Hicks observó a Mnyma unos segundos, parecía frágil, contrariado, los fantasmas de su encuentro cercano con la muerte aún estaban allí.

Arrepentido, Hicks dijo:—Esta bien, puedes seguir jugando, pero te enseñaré como hacerlo para que no destroces su mecanismo.— El pequeño alzó su cabeza y sus ojos brillaron entusiastas en la noche.
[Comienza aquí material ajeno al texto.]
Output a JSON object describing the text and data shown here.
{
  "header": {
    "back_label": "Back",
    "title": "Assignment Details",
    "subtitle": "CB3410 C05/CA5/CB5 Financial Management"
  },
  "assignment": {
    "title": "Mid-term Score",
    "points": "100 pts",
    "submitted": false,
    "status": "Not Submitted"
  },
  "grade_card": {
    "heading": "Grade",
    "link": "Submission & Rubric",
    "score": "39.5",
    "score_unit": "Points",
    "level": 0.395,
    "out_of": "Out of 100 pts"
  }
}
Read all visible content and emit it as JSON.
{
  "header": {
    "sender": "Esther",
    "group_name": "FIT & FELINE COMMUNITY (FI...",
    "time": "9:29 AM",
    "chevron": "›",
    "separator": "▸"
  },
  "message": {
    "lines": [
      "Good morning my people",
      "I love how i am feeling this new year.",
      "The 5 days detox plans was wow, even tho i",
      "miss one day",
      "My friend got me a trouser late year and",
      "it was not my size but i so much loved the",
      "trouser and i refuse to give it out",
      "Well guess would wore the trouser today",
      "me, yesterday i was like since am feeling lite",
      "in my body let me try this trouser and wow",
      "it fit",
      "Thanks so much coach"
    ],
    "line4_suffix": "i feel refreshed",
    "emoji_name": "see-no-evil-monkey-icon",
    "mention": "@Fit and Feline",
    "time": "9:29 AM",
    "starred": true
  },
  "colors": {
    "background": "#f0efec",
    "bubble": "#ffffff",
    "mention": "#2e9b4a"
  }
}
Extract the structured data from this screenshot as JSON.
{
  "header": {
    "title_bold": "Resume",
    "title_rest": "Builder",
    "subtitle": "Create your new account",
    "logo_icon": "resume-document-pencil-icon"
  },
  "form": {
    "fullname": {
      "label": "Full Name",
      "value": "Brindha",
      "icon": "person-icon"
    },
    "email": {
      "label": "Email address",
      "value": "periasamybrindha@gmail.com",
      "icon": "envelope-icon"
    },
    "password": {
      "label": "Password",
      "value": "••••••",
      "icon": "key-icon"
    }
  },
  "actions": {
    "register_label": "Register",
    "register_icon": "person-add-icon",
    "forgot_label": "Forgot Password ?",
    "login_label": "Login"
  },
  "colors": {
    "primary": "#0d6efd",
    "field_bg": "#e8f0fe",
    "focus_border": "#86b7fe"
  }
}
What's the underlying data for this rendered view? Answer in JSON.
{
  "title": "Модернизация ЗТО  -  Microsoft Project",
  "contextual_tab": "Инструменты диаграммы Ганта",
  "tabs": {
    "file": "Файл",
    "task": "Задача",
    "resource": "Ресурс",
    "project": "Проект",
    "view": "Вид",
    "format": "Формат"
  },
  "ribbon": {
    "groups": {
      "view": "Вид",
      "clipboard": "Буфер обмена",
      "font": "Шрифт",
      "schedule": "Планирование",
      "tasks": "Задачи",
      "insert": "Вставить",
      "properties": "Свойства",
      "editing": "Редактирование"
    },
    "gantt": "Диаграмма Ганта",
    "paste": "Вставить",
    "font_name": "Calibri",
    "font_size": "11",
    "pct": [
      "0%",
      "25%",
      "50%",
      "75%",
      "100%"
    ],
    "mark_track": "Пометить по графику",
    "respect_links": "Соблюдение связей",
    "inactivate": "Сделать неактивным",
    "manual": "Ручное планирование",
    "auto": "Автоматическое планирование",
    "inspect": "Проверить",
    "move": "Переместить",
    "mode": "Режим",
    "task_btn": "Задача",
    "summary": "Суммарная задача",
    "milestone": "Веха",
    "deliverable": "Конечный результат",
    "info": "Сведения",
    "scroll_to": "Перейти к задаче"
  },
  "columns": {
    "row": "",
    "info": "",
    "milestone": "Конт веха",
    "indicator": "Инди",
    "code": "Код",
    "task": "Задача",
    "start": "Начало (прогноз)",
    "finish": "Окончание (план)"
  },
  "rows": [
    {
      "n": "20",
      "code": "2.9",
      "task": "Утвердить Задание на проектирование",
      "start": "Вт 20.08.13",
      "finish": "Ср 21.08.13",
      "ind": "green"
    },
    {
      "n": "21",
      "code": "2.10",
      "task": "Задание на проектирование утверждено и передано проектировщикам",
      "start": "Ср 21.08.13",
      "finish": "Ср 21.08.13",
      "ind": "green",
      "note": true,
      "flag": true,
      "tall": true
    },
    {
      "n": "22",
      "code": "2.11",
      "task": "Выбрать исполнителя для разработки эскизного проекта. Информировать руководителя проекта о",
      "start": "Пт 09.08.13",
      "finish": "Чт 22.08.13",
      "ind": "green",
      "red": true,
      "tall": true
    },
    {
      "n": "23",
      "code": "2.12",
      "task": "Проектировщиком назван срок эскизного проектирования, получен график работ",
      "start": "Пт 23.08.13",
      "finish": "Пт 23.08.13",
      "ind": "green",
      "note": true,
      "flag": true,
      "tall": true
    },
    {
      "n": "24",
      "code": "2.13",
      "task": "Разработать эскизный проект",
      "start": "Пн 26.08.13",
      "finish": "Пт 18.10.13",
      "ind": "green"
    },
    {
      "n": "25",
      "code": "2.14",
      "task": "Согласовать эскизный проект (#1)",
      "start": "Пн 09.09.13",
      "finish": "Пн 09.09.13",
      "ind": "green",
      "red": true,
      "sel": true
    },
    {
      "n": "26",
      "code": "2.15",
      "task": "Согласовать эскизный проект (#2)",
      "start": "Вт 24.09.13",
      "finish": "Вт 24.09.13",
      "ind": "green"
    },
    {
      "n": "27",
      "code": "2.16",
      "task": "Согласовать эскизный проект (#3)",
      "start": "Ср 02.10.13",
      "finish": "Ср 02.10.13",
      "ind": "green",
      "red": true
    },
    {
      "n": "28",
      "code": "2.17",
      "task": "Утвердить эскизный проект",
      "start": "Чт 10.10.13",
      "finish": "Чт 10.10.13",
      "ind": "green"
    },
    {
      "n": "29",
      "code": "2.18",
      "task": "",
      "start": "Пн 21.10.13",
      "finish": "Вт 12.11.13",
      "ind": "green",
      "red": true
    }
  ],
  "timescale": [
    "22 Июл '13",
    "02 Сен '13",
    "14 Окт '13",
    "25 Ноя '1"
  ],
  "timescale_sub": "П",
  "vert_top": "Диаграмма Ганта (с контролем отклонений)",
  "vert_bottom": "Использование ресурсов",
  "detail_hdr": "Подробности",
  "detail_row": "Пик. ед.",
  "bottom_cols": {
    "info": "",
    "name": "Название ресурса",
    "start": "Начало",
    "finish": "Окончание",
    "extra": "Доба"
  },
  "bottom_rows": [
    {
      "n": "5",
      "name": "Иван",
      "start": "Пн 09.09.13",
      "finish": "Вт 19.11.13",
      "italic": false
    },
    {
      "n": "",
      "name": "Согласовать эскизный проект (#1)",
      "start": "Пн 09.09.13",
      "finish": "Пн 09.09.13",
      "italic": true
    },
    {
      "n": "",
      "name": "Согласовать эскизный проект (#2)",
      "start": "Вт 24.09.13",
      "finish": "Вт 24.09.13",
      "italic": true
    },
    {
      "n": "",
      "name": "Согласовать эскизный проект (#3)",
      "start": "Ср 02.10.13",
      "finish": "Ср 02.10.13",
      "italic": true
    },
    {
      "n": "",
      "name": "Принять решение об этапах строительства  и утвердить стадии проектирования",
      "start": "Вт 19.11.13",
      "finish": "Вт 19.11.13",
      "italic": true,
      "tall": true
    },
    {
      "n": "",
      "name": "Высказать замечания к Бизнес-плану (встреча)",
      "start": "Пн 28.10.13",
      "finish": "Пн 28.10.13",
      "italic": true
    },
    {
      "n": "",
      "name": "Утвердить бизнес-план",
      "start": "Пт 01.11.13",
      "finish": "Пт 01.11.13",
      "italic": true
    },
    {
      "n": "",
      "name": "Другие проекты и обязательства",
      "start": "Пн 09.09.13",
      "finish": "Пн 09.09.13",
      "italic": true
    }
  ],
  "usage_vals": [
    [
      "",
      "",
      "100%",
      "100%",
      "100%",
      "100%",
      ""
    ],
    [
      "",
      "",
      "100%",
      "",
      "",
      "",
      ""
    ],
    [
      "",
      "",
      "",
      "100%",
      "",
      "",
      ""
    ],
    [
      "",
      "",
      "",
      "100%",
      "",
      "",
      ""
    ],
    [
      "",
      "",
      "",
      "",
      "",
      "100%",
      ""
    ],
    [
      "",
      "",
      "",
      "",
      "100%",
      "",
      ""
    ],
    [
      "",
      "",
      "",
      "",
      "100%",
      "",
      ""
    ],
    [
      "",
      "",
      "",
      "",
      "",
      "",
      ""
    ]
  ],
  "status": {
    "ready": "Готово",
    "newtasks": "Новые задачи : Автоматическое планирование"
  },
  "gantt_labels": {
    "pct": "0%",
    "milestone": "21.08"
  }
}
Hicks se acercó y se sentó a su lado:—Bien, este mecanismo debe retraerse sutilmente de este modo.— mientras retraía el martillo.

Continuó:—Siempre debes constatar que la mecha sea lo suficientemente larga como para lograr encender la cazoleta, cargada con la medida justa de buena pólvora.— señalando el pequeño receptáculo en la base el cañón.

Mnyma asintió en silencio.

Hicks concluyó:—Y por último asegúrate de dar en el blanco, no te apresures, respira profundo y apunta bien.— Mnyma volvió a asentir y sonrió.

Hicks observó a su diminuto compañero, se compadeció del niño, ningún pequeño debería ver o sufrir lo que a él le había tocado.

Repentinamente los ojos del Mnyma brillaron tomando un tono rojizo, y Hicks se percató de la bengala que ahora los iluminaba y ascendía en la noche.

Sabía lo que la señal significaba, hubo una breve pausa y luego el ruido de las culebrinas de El Retiro tronaron a lo lejos.

Pero el sonido que alertó a Hicks fue otro, el ruido mucho más cercano de disparos.

Tomó unas granadas de la gaveta y dirigiéndose a Mnyma dijo:—Quédate aquí, y no hagas ruido.— bajó del bote y descendió por el túnel.